Erin Vincent
Praise for Fourteen Ways of Looking
"Erin’s book is magnificent, simply one of the best books I’ve read in ages. I read it in a reverie of blissed-out, horrified amazement. It will be compared to Markson, but it’s better than Markson — more formally disciplined, more cold-blooded in its self-scrutiny. People will go gaga for this book. I can easily imagine it becoming a cultural touchstone like Max Porter’s Grief Is the Thing with Feathers or Maggie Nelson’s Bluets." – Sarah Manguso
"Deeply affecting. Grief blows a life into shards, and Vincent assembles here the precious fragments. Fourteen Ways of Looking, is a deep dive into the moment after which nothing is the same— life as afterlife, and yet it’s what we have. Vincent’s effort is both psychological and literary: trying to wrangle meaning from an event that may have none, or may hold it all. And what then, of her autonomy to make her own life? In her efforts to free herself by going back to the source of trauma, she is both Odysseus and Euridice, damned and saved. A remarkable achievement." – Anna Funder
"Fourteen Ways of Looking by Erin Vincent is an incredibly affecting work. Through a structure and project that holds the book to the tightest of attention, Vincent brings to this astute exploration of personal grief the world’s grief, the reader’s grief, the planet’s grief. All of time concertinas into these perfectly formed fragments that interrogate the number fourteen through the lens of how we are changed by the things of life that stop us in our tracks. However, I think the final message of Vincent’s magnificent work is the things we notice once we have been changed and the ways these act as markers to our inevitable tentative steps into the rest of life. This is an astounding work—resonant, intelligent and generous." – Pip Adam
"Fourteen – for Erin Vincent – is the age at which her self was formed, and this text is itself an astonishing formal experiment. The number fourteen becomes uncanny and arbitrary – both divine symbol and violent accident - as she remembers her younger self and tries to find patterns in chaos. An incredible achievement: as unclassifiable, humane and haunting as Maggie Nelson's Bluets or Carmen Maria Machado's In the Dream House. I was moved to tears." – Clare Pollard
"In Fourteen Ways of Looking, the repetition—no, insistence (to echo Gertrude Stein)—of looking for meaning in the number 14 reveals a mind processing grief kaleidoscopically and finding patterns in the coincidental. What at first might seem like obsession turns quickly into a sustained, free-wheeling, associative kind of thinking that is playful, poetic and, ultimately, emancipatory." – Toby Fitch
"An extraordinary marriage of feeling and form, Fourteen Ways of Looking will take a place alongside strange classics like Joe Brainard's
I Remember and Sheila Heti's Alphabetical Diaries." – Brian Morton
"A haunting incantation of loss, written with bravery and brevity. The purity of Vincent's voice is unforgettable." – Mandy Sayer
"The number 14 will haunt you for years as it has Erin Vincent." – Louis Nowra
"Exhilarating... not a narrative of smooth redemption but a wrenching and true reckoning with the lifelong work of grief."
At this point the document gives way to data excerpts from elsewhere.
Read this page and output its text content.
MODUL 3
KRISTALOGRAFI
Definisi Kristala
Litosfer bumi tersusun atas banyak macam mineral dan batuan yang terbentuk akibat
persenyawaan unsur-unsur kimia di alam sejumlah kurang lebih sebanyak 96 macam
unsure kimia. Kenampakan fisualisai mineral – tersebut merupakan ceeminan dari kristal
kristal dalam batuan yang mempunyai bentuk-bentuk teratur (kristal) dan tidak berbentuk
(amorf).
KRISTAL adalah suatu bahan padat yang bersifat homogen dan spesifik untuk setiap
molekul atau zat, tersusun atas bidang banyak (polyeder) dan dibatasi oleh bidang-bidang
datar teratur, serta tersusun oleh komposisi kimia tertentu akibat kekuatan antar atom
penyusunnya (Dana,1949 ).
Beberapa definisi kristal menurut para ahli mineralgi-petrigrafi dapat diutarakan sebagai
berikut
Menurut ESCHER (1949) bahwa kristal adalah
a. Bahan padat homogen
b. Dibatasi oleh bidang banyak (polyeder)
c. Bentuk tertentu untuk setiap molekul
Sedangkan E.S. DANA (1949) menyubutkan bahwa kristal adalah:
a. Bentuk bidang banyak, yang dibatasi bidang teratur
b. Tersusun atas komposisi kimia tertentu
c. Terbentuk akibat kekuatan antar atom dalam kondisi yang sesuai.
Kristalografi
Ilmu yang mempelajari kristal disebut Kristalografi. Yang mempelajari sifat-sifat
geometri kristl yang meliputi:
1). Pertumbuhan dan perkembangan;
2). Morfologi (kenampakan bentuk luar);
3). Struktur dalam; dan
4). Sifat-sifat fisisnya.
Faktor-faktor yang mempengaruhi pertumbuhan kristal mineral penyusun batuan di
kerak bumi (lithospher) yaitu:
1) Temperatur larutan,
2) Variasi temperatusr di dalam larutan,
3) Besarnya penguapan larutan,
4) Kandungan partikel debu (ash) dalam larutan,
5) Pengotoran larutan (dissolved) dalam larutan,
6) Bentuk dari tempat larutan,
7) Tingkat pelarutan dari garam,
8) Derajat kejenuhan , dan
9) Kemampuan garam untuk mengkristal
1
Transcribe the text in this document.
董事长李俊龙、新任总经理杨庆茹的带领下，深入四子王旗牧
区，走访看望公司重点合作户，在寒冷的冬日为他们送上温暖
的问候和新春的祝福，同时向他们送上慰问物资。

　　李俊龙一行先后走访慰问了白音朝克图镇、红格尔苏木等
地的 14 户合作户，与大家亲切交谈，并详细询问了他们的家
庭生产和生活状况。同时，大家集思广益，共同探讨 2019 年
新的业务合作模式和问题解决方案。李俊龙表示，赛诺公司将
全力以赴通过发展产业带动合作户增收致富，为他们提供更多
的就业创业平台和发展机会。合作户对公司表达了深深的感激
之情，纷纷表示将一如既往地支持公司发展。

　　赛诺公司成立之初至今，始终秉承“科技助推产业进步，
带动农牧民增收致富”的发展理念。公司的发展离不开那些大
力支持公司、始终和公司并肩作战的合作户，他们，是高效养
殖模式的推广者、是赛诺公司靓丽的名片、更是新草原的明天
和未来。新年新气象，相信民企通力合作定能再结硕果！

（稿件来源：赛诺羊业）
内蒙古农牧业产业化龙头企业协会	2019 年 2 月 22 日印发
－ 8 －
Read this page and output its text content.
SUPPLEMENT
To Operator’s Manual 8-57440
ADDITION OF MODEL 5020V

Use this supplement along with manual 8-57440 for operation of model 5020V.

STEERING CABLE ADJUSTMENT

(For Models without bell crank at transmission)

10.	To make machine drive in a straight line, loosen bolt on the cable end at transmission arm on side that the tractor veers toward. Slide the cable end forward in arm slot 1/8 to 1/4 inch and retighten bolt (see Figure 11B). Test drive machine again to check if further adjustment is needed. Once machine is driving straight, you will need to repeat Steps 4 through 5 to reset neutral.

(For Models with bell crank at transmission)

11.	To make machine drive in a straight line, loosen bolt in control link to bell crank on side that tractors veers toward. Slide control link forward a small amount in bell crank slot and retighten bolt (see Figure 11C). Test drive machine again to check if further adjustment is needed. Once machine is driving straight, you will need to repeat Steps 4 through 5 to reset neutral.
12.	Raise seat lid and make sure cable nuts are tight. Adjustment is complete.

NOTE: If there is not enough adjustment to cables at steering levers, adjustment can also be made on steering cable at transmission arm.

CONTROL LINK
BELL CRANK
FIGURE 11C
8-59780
– Catriona Menzies-Pike, The Guardian
"That Vincent has created from tragedy a work of such brevity and beauty is a testament to her exceptional talent and fierce intelligence. Fourteen Ways of Looking left me stunned, infected by numbers, compelled to return, again and again."
– Jane Gleeson-White, Australian Book Review
"Frankly brilliant." – Jason Steger, Sydney Morning Herald
"As in the best narrative nonfiction, there is a liveliness this liveliness of thinking on the page. With white space and clean, cool prose, Vincent primes the reader to become an accomplice in the task of pattern identification and meaning making... Freighted with more than 40 years of thinking, writing, consuming art and enduring grief, Fourteen Ways of Looking is a brilliant and startling read."